Afbeelding 16 geeft aan dat de indaling al met succes aan het plaatsvinden is. Tussen beide indalingen zit weer het kleine tijdsverschil, waardoor de één op de afbeelding boven de ander zit. Ook zijn de energiecellen waarin de ‘levensbeginsels’ zitten van verschillende grootte, wat wil zeggen dat de één op dat moment een krachtiger persoonlijkheid vertegenwoordigt dan de ander. Tenslotte vertegenwoordigen zij beiden wel twee totaal verschillende entiteiten, die in de ‘geestelijke wereld’ kennelijk met elkaar afgesproken hebben om als tweeling te willen incarneren. De redenen hiervoor zijn zeer divers maar worden om karmische redenen wel tevoren met elkaar gemaakt. Soms komt het voor dat de één wel zijn doorgang vindt in zijn afdaling in de Aura van de moeder en dat de ander plotseling afdrijft en niet incarneert. Beiden hadden wel dezelfde kansen en de gelegenheid om in te dalen, maar bij de één lukt het wel en bij de ander dan plotseling niet. Mogelijk dat daarbij een bepaalde ‘voorbeschikking’ een rol speelt en dat het niet zo heeft mogen zijn. Tenslotte spelen bij zo’n een afdaling immense krachten een rol, hetgeen in de afbeelding door bepaalde ‘wervelingen’ aangegeven is. Wonderlijk is dat de gecreëerde openingen in de Aura van de moeder lijken op een ‘wervelende’ tunnel van energie, een beetje te vergelijken met de slurf van een cycloon. Het ‘ego-bewustzijn’ dat uiteindelijk om bepaalde redenen niet indaalt, vindt zijn weg uiteraard weer terug naar de ‘geestelijke wereld’ en zal op een ander tijdstip, elders wel weer een mogelijkheid vinden om een aards leven te kunnen beginnen.

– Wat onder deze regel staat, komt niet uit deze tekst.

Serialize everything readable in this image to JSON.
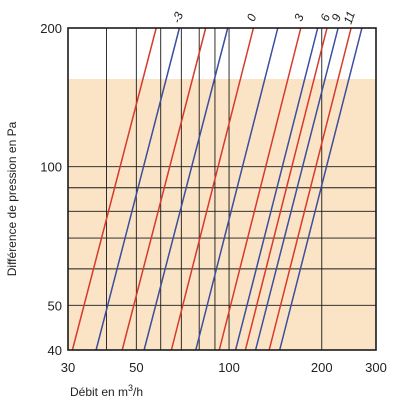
{
  "chart_data": {
    "type": "line",
    "xscale": "log",
    "yscale": "log",
    "xlim": [
      30,
      300
    ],
    "ylim": [
      40,
      200
    ],
    "x_ticks": [
      30,
      50,
      100,
      200,
      300
    ],
    "x_tick_labels": [
      "30",
      "50",
      "100",
      "200",
      "300"
    ],
    "y_ticks": [
      40,
      50,
      100,
      200
    ],
    "y_tick_labels": [
      "40",
      "50",
      "100",
      "200"
    ],
    "x_minor_grid": [
      30,
      40,
      50,
      60,
      70,
      80,
      90,
      100,
      200,
      300
    ],
    "y_minor_grid": [
      40,
      50,
      60,
      70,
      80,
      90,
      100,
      200
    ],
    "ylabel": "Différence de pression en Pa",
    "xlabel_prefix": "Débit en m",
    "xlabel_sup": "3",
    "xlabel_suffix": "/h",
    "grid": true,
    "shaded_region": {
      "y_max": 155,
      "color": "#fbe3c6"
    },
    "colors": {
      "red": "#d63a2b",
      "blue": "#3b4f9c",
      "grid": "#1a1a1a"
    },
    "series": [
      {
        "color": "red",
        "label": "",
        "points": [
          [
            31,
            40
          ],
          [
            58,
            200
          ]
        ]
      },
      {
        "color": "blue",
        "label": "-3",
        "points": [
          [
            37,
            40
          ],
          [
            69,
            200
          ]
        ]
      },
      {
        "color": "red",
        "label": "",
        "points": [
          [
            45,
            40
          ],
          [
            84,
            200
          ]
        ]
      },
      {
        "color": "blue",
        "label": "",
        "points": [
          [
            53,
            40
          ],
          [
            99,
            200
          ]
        ]
      },
      {
        "color": "red",
        "label": "0",
        "points": [
          [
            65,
            40
          ],
          [
            120,
            200
          ]
        ]
      },
      {
        "color": "blue",
        "label": "",
        "points": [
          [
            78,
            40
          ],
          [
            144,
            200
          ]
        ]
      },
      {
        "color": "red",
        "label": "3",
        "points": [
          [
            93,
            40
          ],
          [
            171,
            200
          ]
        ]
      },
      {
        "color": "blue",
        "label": "",
        "points": [
          [
            105,
            40
          ],
          [
            194,
            200
          ]
        ]
      },
      {
        "color": "red",
        "label": "6",
        "points": [
          [
            113,
            40
          ],
          [
            208,
            200
          ]
        ]
      },
      {
        "color": "blue",
        "label": "9",
        "points": [
          [
            122,
            40
          ],
          [
            226,
            200
          ]
        ]
      },
      {
        "color": "red",
        "label": "11",
        "points": [
          [
            135,
            40
          ],
          [
            249,
            200
          ]
        ]
      },
      {
        "color": "blue",
        "label": "",
        "points": [
          [
            146,
            40
          ],
          [
            270,
            200
          ]
        ]
      }
    ]
  }
}
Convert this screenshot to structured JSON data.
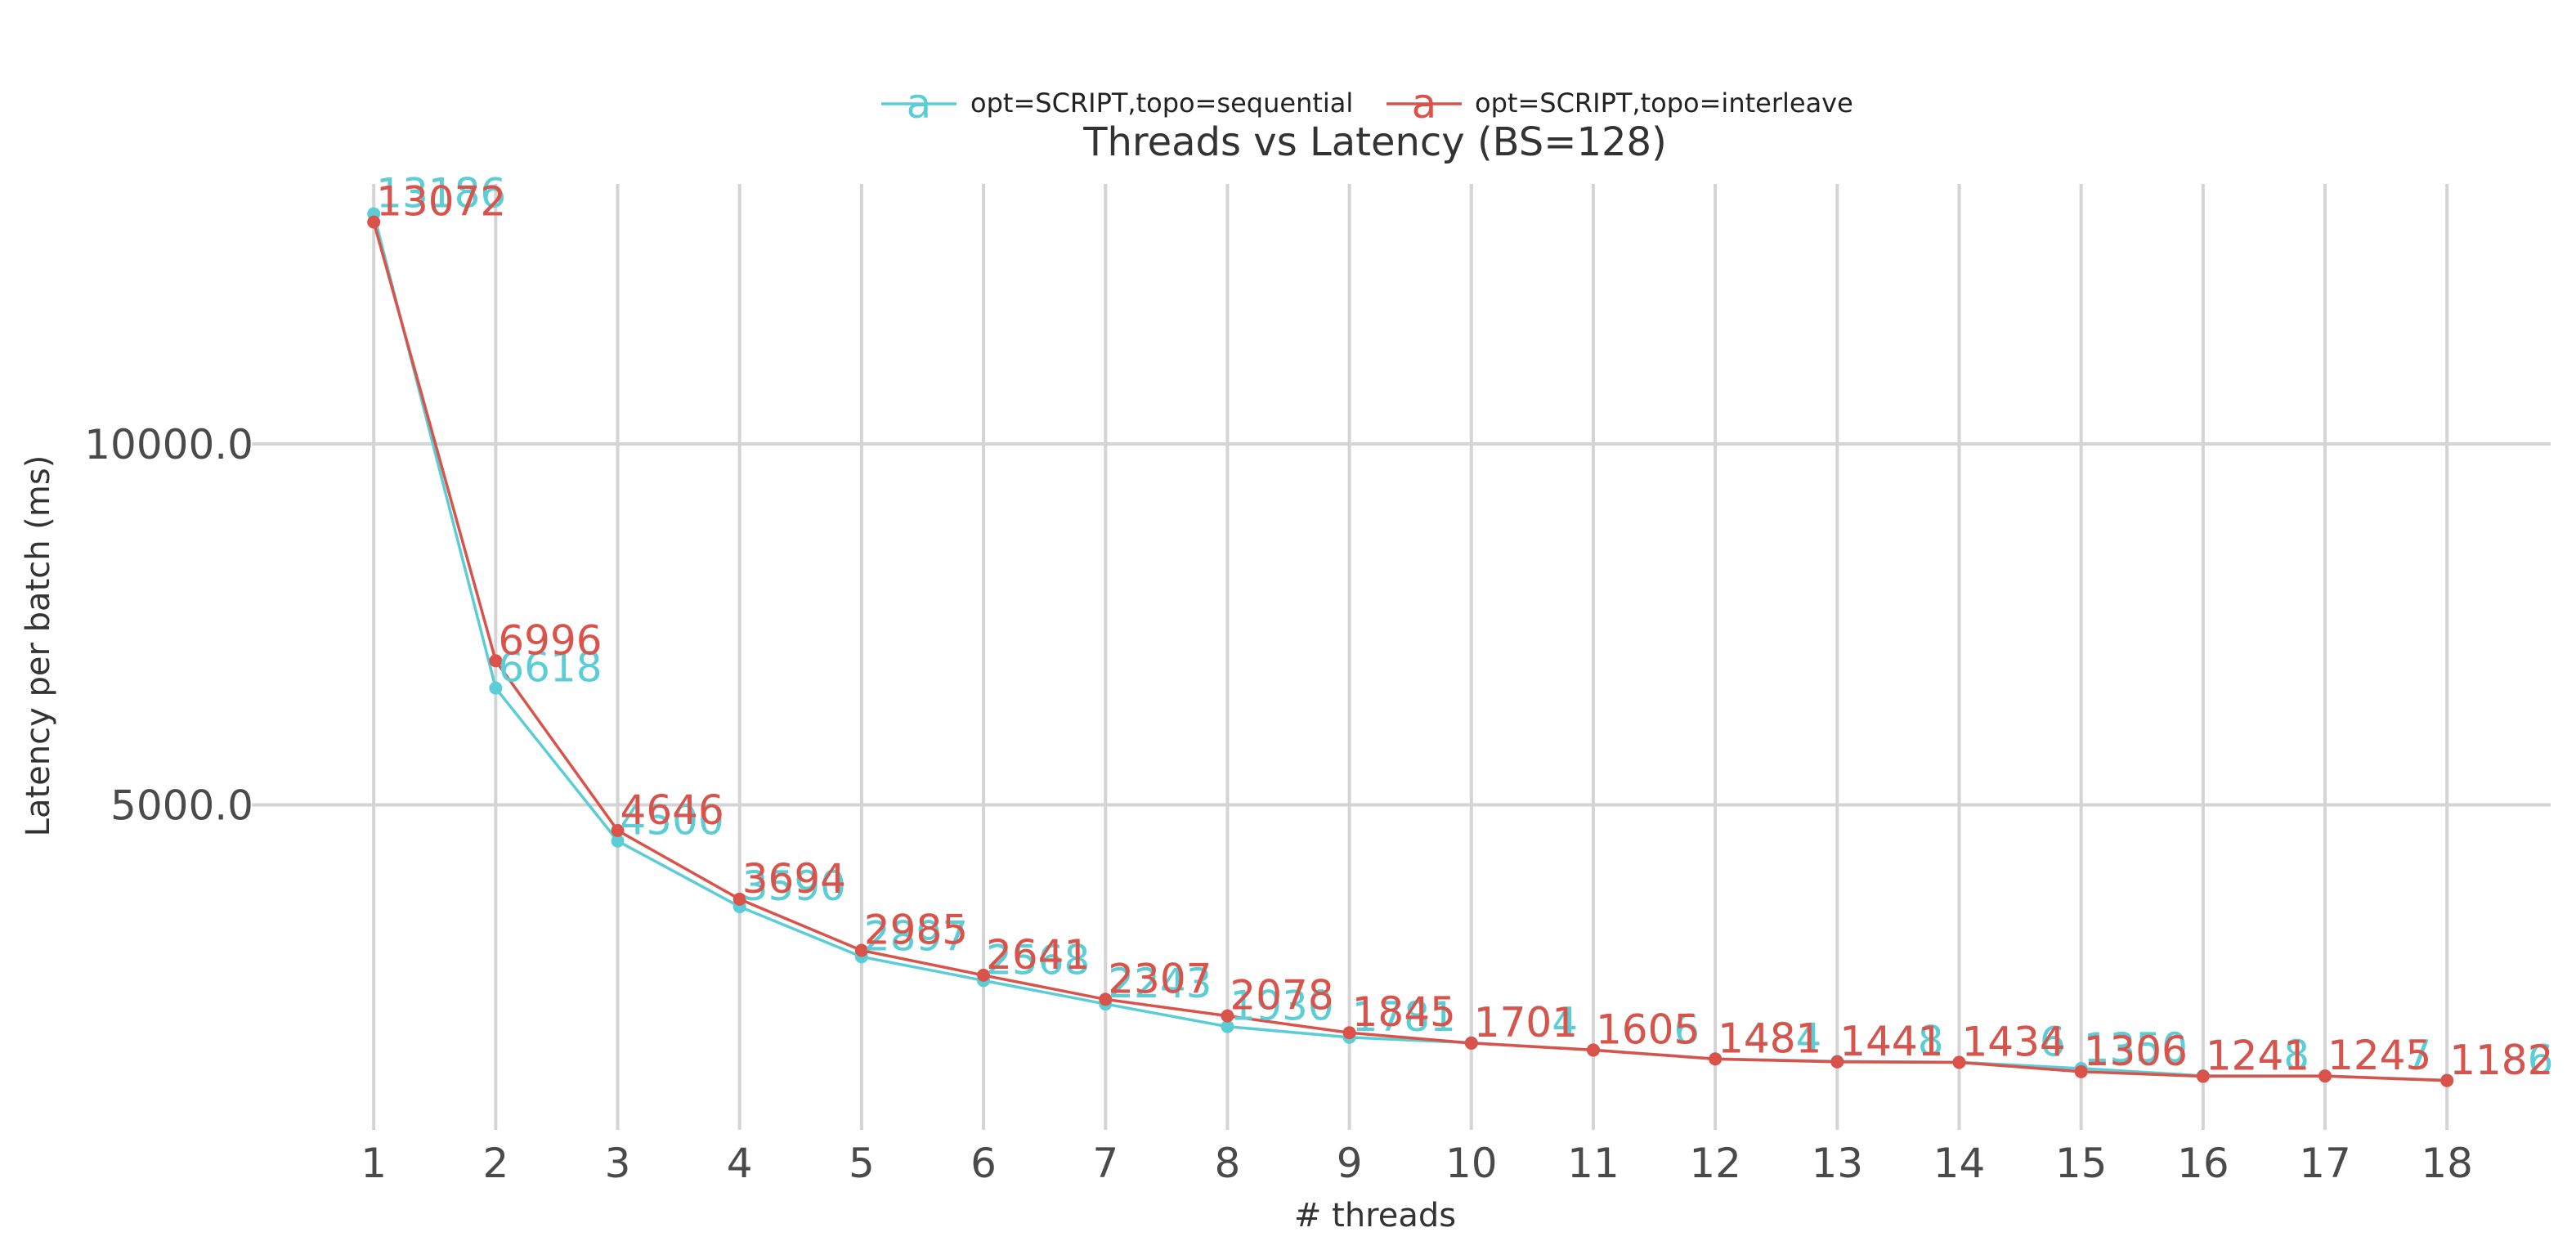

* Zie tevens het verhaal: 'is de mens wel zo fysiek als wij denken?, eerder op deze Blog'. Alsook het verhaal over de 'Godsvonk, de Geest en de Ziel. En het verhaal over het Zilveren Koord'. Voorts is het verhaal nader aangevuld en verduidelijkt met de kennis en het inzicht vanuit een brede esoterische achtergrond.  

Inspiratie uit de literatuur: 'Helderziendheid', van de paragnost W. Gmelig Meijling. Samengesteld in samenwerking met Herman Labruyere.